A total of 137 patients were enrolled in the Phase I dose-escalation and the Phase II dose-expansion cohorts, all of whom were treated. Seventy-nine patients (58%) had ALK-rearranged NSCLC, and of these, 71 patients had previously received crizotinib. The median duration of treatment was 7.5 months (IQR 1.8–18.6 months) for all patients and 15.4 months (IQR 7.1–20.9 months) for patients with ALK-rearranged NSCLC. The median follow-up was 15.7 months (IQR 6.8–21.0 months) for all patients and 17.0 months (IQR 11.4–22.1 months) for patients with ALK-rearranged NSCLC.

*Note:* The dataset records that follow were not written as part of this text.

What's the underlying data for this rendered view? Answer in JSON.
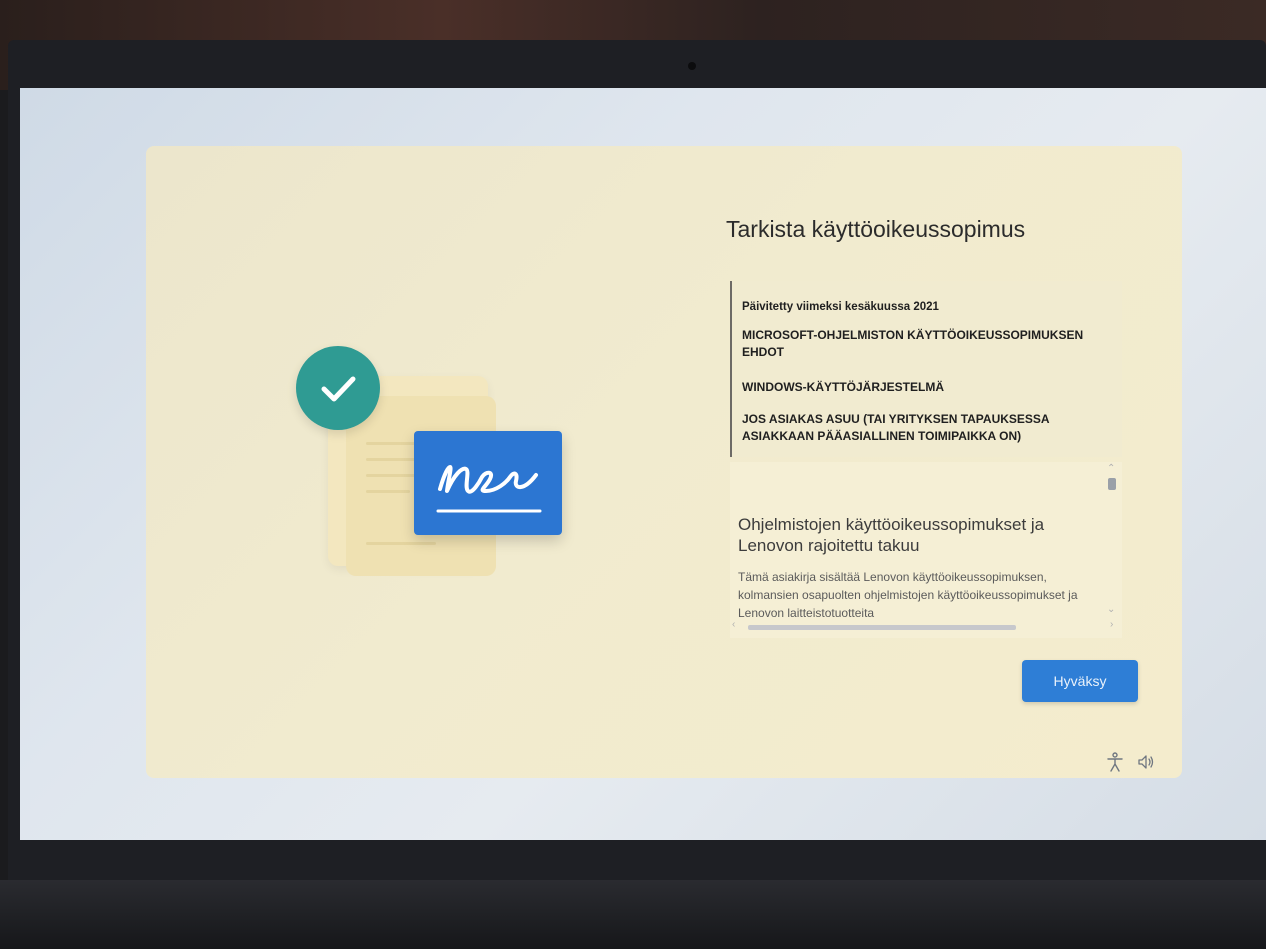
{
  "oobe": {
    "title": "Tarkista käyttöoikeussopimus",
    "ms_terms": [
      "Päivitetty viimeksi kesäkuussa 2021",
      "MICROSOFT-OHJELMISTON KÄYTTÖOIKEUSSOPIMUKSEN EHDOT",
      "WINDOWS-KÄYTTÖJÄRJESTELMÄ",
      "JOS ASIAKAS ASUU (TAI YRITYKSEN TAPAUKSESSA ASIAKKAAN PÄÄASIALLINEN TOIMIPAIKKA ON)"
    ],
    "oem_terms": {
      "title": "Ohjelmistojen käyttöoikeussopimukset ja Lenovon rajoitettu takuu",
      "body": "Tämä asiakirja sisältää Lenovon käyttöoikeussopimuksen, kolmansien osapuolten ohjelmistojen käyttöoikeussopimukset ja Lenovon laitteistotuotteita"
    },
    "accept_label": "Hyväksy"
  },
  "tray": {
    "accessibility_icon": "accessibility-icon",
    "volume_icon": "volume-icon"
  },
  "colors": {
    "accent": "#2e7ed6",
    "check": "#2f9b93",
    "card": "#f1ebcf"
  }
}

Of the five patient groups, cohort 1 demonstrated an objective response rate of 100%, with all four patients responding to treatment with brigatinib (95% CI 40%–100%). The results were similarly impressive for cohort 2, with 31/42 patients showing a response (overall response rate [ORR] 74%, 95% CI 58%–86%). Notably, none of the three patients in cohort 3 demonstrated any response, and only 3/18 patients in cohort 4 responded (ORR 17%, 95% CI 4%–41%). The Phase II primary outcome for cohort 5 was 83%, with 5/6 patients demonstrating a CNS response.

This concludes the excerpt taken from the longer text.